The Nemetes E.g. Frederick Kohlrausch "History of Germany. From the Earliest Period to the Present Time". D.Appleton and Company, New York, 1880.[1] were a tribe settled along the Upper Rhine by Ariovistus in the 1st century BC.
Their area of settlement was the contact zone between Celtic (Gaulish) and Germanic peoples. According to Tacitus, the Nemetes were "unquestionably Germanic".[2] The name of the tribe, however, is Celtic as the name of its main town Noviomagus meaning novios 'new' and magos 'plain', 'market' (cf. Welsh maes 'field', Old Irish mag 'plain'),[3] as are those of several gods worshipped in their territory, including Nemetona, who is thought to have been their eponymous deity.[4] Both of these names are taken to be derivations from the Celtic stem nemeto- "sacred grove".[3][4] [5]
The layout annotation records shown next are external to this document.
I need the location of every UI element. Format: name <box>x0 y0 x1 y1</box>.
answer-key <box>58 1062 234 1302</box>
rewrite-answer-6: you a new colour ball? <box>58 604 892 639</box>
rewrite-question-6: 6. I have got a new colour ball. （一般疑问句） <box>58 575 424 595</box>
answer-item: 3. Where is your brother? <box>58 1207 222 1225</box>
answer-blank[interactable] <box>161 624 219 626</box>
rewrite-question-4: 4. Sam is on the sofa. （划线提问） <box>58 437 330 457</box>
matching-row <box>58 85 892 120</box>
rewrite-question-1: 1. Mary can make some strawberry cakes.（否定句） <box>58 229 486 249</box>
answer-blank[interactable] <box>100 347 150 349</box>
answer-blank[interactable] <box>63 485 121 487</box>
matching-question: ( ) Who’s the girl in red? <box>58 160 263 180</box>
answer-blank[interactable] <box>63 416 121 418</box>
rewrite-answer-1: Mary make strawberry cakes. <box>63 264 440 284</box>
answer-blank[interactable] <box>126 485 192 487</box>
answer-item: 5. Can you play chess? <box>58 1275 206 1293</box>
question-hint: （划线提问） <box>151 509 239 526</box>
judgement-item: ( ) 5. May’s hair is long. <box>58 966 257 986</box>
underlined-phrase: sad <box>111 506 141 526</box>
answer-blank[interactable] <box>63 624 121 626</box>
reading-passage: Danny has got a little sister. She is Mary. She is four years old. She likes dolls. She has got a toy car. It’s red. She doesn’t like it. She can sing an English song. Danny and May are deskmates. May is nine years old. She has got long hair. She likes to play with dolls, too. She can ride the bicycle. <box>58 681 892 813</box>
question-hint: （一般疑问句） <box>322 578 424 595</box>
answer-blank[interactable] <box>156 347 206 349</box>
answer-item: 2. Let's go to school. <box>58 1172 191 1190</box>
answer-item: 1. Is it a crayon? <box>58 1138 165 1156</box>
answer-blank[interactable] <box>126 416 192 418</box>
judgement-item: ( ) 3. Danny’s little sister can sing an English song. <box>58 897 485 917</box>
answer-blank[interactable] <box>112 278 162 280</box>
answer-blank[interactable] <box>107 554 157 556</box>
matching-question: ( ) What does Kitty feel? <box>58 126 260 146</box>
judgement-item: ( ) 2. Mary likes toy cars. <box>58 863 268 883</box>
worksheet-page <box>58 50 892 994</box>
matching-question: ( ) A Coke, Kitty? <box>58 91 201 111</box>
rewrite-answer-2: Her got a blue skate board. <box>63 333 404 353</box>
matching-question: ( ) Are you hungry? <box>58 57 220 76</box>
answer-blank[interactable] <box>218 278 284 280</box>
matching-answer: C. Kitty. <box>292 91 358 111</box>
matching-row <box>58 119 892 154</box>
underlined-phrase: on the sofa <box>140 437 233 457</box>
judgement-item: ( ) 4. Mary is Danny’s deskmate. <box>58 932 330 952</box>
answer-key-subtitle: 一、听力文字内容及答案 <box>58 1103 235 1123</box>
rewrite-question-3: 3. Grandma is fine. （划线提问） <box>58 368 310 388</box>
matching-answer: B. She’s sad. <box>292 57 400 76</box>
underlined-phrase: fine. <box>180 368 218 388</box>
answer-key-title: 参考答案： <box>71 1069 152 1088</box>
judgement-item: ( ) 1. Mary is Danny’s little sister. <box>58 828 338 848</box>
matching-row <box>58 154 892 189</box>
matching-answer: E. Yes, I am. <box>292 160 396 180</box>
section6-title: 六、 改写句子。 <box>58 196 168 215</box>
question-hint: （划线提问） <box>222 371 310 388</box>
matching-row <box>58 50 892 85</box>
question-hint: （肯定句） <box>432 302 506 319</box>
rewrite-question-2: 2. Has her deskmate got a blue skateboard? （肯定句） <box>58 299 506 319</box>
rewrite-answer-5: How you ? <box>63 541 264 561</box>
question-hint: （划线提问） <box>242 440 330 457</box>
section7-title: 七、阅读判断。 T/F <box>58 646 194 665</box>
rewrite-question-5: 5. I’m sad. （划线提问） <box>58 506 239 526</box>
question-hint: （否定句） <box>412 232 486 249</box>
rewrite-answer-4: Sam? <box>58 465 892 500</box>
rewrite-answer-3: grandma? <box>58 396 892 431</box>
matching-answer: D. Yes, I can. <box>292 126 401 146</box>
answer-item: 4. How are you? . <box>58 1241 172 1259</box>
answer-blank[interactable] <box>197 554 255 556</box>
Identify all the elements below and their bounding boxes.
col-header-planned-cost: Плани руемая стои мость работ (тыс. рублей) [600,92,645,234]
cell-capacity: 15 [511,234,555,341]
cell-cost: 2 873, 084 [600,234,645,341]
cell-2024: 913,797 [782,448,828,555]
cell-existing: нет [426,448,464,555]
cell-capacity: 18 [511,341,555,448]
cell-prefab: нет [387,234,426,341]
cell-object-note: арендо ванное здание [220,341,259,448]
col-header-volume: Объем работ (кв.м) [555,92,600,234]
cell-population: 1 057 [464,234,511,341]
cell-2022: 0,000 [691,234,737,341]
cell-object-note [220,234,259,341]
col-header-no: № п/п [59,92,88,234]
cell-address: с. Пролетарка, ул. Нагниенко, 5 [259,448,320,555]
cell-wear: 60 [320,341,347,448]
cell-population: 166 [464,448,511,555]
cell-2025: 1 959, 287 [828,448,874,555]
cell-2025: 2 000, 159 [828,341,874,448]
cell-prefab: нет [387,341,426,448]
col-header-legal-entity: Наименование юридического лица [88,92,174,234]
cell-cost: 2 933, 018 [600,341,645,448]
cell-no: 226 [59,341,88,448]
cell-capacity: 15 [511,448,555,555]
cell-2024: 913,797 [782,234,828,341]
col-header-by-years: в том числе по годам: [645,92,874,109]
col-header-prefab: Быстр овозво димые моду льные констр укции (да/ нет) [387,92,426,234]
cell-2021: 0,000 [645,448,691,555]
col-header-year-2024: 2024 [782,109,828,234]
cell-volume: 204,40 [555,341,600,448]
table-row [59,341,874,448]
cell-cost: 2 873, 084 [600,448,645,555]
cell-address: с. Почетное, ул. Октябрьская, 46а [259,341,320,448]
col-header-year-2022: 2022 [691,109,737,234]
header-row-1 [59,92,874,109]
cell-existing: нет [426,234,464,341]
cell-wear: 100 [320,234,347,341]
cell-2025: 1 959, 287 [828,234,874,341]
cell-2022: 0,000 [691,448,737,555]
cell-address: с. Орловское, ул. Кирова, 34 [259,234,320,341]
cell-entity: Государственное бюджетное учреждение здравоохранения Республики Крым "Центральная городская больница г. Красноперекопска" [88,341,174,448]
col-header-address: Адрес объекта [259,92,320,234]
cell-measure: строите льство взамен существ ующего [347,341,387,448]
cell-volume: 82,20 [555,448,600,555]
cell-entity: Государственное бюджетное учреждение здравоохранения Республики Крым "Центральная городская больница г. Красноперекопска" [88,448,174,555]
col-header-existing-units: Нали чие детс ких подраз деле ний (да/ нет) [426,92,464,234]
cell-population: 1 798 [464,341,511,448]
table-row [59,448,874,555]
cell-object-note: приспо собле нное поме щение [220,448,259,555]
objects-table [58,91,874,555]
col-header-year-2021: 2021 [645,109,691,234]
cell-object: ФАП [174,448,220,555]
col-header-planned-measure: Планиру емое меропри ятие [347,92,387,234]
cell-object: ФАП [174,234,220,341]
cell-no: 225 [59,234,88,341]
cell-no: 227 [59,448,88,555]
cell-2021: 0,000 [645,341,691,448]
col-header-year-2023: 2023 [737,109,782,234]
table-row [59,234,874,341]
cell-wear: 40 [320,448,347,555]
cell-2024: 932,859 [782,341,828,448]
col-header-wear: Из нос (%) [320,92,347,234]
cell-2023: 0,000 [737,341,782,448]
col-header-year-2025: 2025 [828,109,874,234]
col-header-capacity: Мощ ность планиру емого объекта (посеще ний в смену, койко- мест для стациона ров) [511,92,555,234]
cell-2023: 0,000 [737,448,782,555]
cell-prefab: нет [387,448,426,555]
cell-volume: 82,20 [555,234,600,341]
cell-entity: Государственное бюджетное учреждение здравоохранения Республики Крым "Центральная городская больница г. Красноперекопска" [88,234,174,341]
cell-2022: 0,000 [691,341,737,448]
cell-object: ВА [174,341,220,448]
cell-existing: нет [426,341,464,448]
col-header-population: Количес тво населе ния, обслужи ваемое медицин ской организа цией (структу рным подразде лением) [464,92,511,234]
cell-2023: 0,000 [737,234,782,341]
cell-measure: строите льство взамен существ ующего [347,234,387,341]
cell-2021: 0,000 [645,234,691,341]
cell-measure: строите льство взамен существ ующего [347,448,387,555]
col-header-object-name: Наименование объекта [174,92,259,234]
In De Bello Gallico, Caesar writes that the Hercynian Forest "begins at the frontiers of the Helvetii, and Rauraci, and extends in a right line along the river Danube to the territories of the Daci and the Anartes".[6] Their territory on the left bank of the Rhine had belonged to the Mediomatrici during the time of Caesar and Strabo, but the Nemetes must have crossed the river and settled there sometime afterward.[7] Under the Roman administrative organization of Gaul, the Nemetes constituted a civitas of the province of Upper Germany with a relatively small territory extending from the Rhine into the Palatinate Forest and an administrative centre at Speyer. Ptolemy mentions Neomagus (i.e. Noviomagus) and Rufiniana as the towns of the Nemetes;[8] if the latter is to be identified with Rouffach, Ptolemy is mistaken in attributing it to the Nemetes, for Rouffach is far to the south in Rauracan territory.[9][10] It may also be supposed that Saletio (Seltz) belonged to the Nemetes, as in modern times it belonged to the diocese of Speyer; Saletio would have been near the northern limits of the Triboci, whose civitas later became the diocese of Strasbourg.[11] The Nemetes fought alongside the Romans and Vangiones against the Chatti when the latter invaded in 50 AD.[12]
The name of the Nemetes has been suggested, on contestable grounds,[13] as a possible source of the term for Germany and German people in Romanian: nemți/neamț, Hungarian: német(ek) and the Slavic languages (Russian: немцы nyemtsy, Ukrainian: німці nimtsi, Polish: Niemcy, Czech: Němci).[14]